Porém, por trás de todo romantismo e ficção, há a história real, a história regional da infâmia, para usar a expressão do escritor e jornalista Juremir Machado que dá nome a um de seus importantes livros sobre a história do Rio Grande do Sul.

O mito conta que a “Revolução Farroupilha” foi a guerra travada pelo povo gaúcho contra a tirania imperial. Seria uma luta por Liberdade, Igualdade e Humanidade. Conta que os revoltosos eram abolicionistas e queriam construir uma República livre na Província de São Pedro do Rio Grande do Sul. A história real diz que foi uma guerra travada por uma elite estanciera, charqueadora e escravista que contou com um grande contingente de escravizados que lutaram sob a promessa de liberdade, mas que não aparecem nos relatos oficiais. Essa elite tinha interesses puramente econômicos, sendo o principal, a diminuição dos impostos sobre o Charque gaúcho que beneficiava a produção da região do Rio da Prata.

Estima-se que aproximadamente metade do exército Farroupilha era constituído por negros escravizados roubados de estacieros monarquistas. Os farroupilhas prometiam liberdade para os escravizados por outros senhores, enquanto mantinham os seus. Os documentos da guerra mantidos pelo Arquivo Público do Rio Grande do Sul demonstram que ao contrário de benevolentes abolicionistas, os farroupilhas financiaram a guerra com a venda de escravizados em Montevidéu, como prova a carta de Domingos José de Almeida (um dos mentores intelectuais dos farroupilhas) à David Canabarro (importante comandante do exército Farroupilha) datada de 25 de outubro de 1845. Além disso, a constituição promulgada pelos Farroupilhas não previa a libertação dos escravizados.

Portanto, percebe-se como toda a história de heroísmo construída ao redor da guerra dos farrapos esconde os verdadeiros interesses e as práticas dos revoltosos. Porém, o ápice da omissão permanece sendo o Massacre de Porongos, a maior traição da “Revolução Farroupilha” aos negros.

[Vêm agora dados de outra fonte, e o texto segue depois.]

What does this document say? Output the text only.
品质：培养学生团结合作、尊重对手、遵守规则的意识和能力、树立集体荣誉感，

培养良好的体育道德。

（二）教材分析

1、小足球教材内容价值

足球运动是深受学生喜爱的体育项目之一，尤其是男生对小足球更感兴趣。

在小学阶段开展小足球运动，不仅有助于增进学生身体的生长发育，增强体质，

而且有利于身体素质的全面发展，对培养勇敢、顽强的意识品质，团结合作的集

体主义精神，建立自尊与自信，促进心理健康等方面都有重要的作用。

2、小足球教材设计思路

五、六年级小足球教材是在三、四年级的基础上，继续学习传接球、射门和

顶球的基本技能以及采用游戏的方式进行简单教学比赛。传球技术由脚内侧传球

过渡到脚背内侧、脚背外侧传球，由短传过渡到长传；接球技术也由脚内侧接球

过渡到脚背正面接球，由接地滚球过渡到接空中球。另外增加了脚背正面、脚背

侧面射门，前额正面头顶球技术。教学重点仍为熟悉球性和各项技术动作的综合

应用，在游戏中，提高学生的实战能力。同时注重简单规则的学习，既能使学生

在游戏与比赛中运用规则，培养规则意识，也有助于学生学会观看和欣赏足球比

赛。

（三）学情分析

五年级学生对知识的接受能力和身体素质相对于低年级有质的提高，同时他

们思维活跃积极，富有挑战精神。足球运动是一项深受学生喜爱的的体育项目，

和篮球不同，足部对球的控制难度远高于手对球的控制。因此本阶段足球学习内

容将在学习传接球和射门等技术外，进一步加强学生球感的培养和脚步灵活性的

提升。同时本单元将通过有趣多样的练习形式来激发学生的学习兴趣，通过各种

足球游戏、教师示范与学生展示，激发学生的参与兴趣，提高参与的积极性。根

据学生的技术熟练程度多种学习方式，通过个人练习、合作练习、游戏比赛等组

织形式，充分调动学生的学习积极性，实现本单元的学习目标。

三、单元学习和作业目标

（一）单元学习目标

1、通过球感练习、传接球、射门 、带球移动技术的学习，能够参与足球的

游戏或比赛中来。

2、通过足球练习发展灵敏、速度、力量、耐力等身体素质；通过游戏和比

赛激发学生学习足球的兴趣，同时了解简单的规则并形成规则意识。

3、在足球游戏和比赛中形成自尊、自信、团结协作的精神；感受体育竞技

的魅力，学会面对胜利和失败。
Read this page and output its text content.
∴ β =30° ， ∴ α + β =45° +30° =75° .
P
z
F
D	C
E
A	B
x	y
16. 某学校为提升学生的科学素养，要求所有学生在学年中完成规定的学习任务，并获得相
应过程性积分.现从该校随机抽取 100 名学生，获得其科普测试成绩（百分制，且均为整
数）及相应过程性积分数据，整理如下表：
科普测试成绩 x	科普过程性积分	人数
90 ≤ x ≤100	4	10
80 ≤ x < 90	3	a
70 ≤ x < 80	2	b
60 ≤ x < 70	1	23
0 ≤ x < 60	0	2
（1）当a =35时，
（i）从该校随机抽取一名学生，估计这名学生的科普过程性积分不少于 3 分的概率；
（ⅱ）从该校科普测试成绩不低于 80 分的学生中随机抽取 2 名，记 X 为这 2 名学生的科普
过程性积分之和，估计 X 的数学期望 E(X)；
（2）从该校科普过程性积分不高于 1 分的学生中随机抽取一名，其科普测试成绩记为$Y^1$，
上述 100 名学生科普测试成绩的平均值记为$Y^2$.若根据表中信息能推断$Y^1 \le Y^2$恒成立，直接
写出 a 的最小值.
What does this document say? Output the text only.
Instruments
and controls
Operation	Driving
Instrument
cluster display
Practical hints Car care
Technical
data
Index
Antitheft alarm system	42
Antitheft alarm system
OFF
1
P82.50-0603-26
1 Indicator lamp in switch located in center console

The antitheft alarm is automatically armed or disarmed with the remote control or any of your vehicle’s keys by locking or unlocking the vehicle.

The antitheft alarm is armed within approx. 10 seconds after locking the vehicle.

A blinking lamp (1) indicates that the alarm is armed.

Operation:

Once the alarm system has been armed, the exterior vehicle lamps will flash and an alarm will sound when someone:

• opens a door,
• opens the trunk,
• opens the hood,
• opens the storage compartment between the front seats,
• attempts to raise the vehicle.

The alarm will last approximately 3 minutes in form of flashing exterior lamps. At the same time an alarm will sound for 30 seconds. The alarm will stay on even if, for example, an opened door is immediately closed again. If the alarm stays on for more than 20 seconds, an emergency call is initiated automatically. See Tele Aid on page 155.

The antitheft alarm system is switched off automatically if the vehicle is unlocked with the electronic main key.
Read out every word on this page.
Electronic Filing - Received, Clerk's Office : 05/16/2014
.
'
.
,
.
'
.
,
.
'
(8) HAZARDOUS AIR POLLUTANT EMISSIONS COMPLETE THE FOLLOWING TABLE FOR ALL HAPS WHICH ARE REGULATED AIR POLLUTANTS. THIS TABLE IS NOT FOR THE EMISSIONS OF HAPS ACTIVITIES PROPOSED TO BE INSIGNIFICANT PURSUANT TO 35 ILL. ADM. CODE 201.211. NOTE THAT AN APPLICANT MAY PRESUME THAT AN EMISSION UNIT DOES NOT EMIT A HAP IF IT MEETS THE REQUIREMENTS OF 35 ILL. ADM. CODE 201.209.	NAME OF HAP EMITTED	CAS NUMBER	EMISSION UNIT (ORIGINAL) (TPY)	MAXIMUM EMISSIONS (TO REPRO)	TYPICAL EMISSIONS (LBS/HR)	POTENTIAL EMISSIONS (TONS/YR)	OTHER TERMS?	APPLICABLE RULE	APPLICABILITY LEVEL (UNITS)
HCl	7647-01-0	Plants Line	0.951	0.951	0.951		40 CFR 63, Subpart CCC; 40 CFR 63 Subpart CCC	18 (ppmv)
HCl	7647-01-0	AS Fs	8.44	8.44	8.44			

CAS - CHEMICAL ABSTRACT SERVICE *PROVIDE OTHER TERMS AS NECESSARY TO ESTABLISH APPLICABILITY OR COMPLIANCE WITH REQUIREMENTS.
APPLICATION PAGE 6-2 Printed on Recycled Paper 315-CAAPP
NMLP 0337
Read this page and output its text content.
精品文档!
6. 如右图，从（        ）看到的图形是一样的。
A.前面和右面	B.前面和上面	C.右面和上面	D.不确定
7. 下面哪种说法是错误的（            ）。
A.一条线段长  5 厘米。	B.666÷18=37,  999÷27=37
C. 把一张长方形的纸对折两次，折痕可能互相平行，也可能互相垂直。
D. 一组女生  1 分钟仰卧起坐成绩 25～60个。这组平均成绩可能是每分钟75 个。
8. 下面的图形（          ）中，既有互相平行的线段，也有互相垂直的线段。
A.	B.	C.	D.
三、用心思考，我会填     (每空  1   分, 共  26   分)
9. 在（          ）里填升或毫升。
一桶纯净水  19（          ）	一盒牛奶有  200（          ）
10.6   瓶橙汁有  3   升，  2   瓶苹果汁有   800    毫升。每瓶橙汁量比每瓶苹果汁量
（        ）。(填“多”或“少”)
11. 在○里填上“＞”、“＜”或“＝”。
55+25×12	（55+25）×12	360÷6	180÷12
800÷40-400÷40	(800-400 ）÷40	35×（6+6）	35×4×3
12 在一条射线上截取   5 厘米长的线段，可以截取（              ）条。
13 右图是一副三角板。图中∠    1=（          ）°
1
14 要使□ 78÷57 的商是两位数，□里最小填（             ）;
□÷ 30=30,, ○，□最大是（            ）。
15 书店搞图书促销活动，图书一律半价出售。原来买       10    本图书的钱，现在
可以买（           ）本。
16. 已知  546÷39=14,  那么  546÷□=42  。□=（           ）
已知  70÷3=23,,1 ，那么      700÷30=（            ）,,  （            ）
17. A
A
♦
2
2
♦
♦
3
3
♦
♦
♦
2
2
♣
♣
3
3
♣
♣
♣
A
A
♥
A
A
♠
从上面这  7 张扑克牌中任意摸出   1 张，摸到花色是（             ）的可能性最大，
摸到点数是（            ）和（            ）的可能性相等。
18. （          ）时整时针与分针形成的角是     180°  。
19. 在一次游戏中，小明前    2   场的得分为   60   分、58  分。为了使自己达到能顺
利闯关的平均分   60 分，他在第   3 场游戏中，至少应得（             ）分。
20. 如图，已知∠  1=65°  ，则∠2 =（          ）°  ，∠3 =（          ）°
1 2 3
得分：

Na madrugada de 14 de novembro de 1844, quando a derrota Farroupilha já era certa, um contingente de negros que lutavam ao lado dos farrapos foi surpreendido desarmado no Cerro de Porongos. Um dia antes, o comandante David Canabarro havia ordenado o desarmamento dos lanceiros negros. O suposto ataque surpresa, na verdade fazia parte de um acordo de paz entre David Canabarro e o Barão de Caxias, posteriormente, Duque de Caxias. As forças imperiais temiam a existência de negros armados e com experiência de guerra. Os farroupilhas aceitaram entregar os negros que prometeram libertar em troca de um acordo que contava com anistia e indenização. Mais de cem negros foram mortos nessa noite e aqueles que sobreviveram foram vendidos e mantidos como escravos no Rio de Janeiro.

É inaceitável que ainda hoje celebre-se essa história de mentiras e traições. A “Revolução Farroupilha” é um dos maiores exemplos da omissão e do apagamento da história de negros e negras no Rio Grande do Sul. Não se pode admitir que os operadores da traição sejam homenageados em monumentos públicos, ruas, avenidas e escolas, enquanto aqueles que lutaram por liberdade e foram traídos sejam esquecidos e apagados.

Se esses são os heróis históricos, seus atos servem como linha a ser seguida e aceita, além de repetida e perpetuada. Bento Gonçalves a exemplo de um grande herói da revolução farroupilha e da liberdade, morreu deixando escravos à sua família. Se essa era a sua proposta de liberdade, é preciso repensar o modo que ela foi contada, e suas farsas e injustiças precisam ser expostas.

Por uma Porto Alegre antirracista e livre de escravagistas!

No dia 18 de agosto, nós do Coletivo Juntos assumimos uma cadeira na Câmara Municipal de Porto alegre pelo mandato da Fran Rodrigues. Nosso mandato antirracista no período em que esteve naquele espaço apresentou um Projeto de Lei para que sejam substituídas as estátuas, monumentos e placas que homenageiam escravagistas na Cidade, como por exemplo a estátua de Bento Gonçalves, que foi quem liderou a guerra dos Farrapos.

O Projeto de Lei visa a ressignificação da memória histórica Porto-Alegrense a partir da luta do povo negro e indígena, grupos que historicamente foram subalternizados e que sentem até os dias de hoje problemas sociais por conta desses que a cidade homenageiam através de placas de ruas e estátuas. Nós queremos reparação histórica para o nosso povo, não aceitaremos que, após um ano do levante antirracista, Porto Alegre não seja um espaço que respeite a luta do povo negro.